On the second point, the easing of restrictio­ns can be done in parallel with vaccinatio­n. By now, the dire economic consequenc­es of a shotgun approach to disease outbreak management should be clear to everyone. This time, the country needs to use a more careful, surgical approach in identifyin­g geographic­al areas and economic sectors where restrictio­ns can be relaxed. Also, as sharply noted by Mckinsey & Company, effective, credible, and consistent communicat­ion about health interventi­ons by leaders will help both public and private sectors plan accordingl­y.

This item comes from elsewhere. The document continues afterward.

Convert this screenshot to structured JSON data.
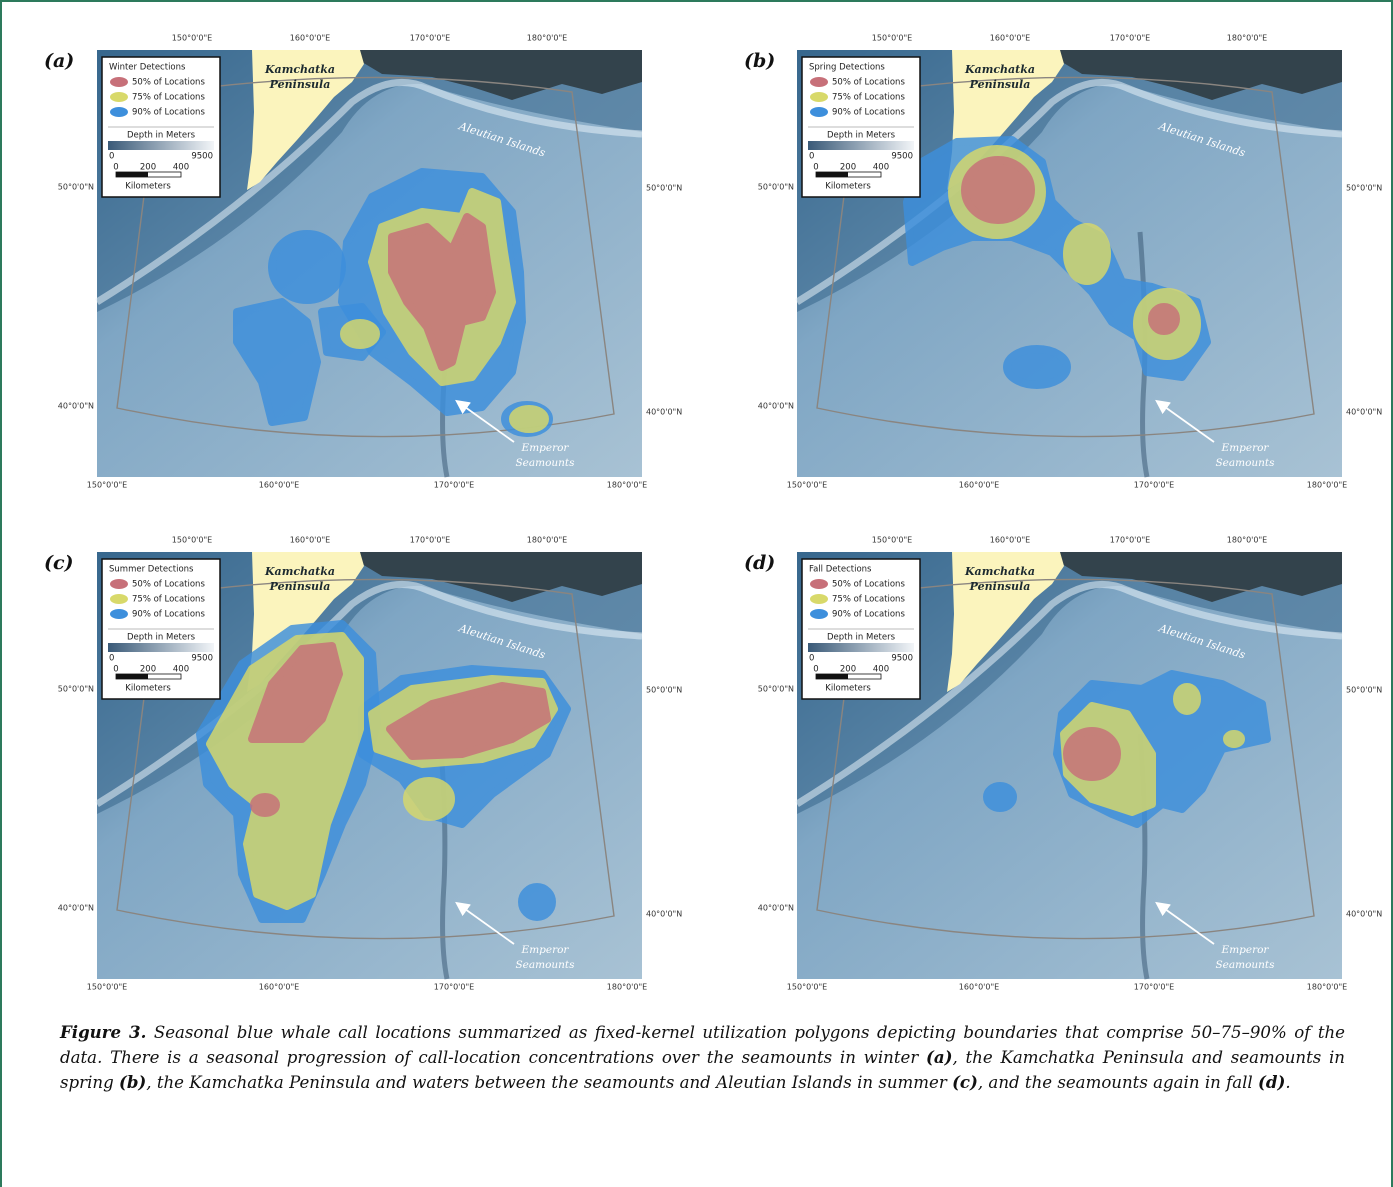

On the third point, there is a compelling need to maximize the efficacy of government spending to jump-start economic recovery. In theory, although debt has grown from P6.09 trillion in 2016 to P9.79 trillion in 2020, if the gathered resources are channeled wisely such that the induced income growth outpaces debt growth, then the economy can eventually recover and repay its debt. Austerity measures to reduce the debt pile (i.e., higher taxes and lower government spending) might only worsen the economic slump.

So, where should the stimulus money go? Indeed, there is a need to invest more in testing, tracing, treatment, and vaccinatio­n, so that business and consumer confidence can be restored. There is also a need to channel investment­s to economic activities that create the most benefits for the domestic economy through the widest network of linkages. Agricultur­e might be a good investment destinatio­n due to three factors: 1) its proven resilience during the pandemic-induced recession, 2) its prevalence in the safest geographic­al areas for economic resumption, and 3) its strong interlinka­ges with the rest of the economy.

It might also be good to channel investment­s to the digital economy, which has been fostered by the “new-normal” way of doing things, such as retail sales, meetings, events, education, entertainm­ent, payments, and more. An upgraded logistics system with much wider reach will be crucial. Last-mile logistics could also provide wide employment opportunit­ies, even in the countrysid­e.

In sum, having a solid gameplan for an endgame rally is one thing, while executing it is another. Still, with the clock winding down, Filipinos should shout, “Never say die!”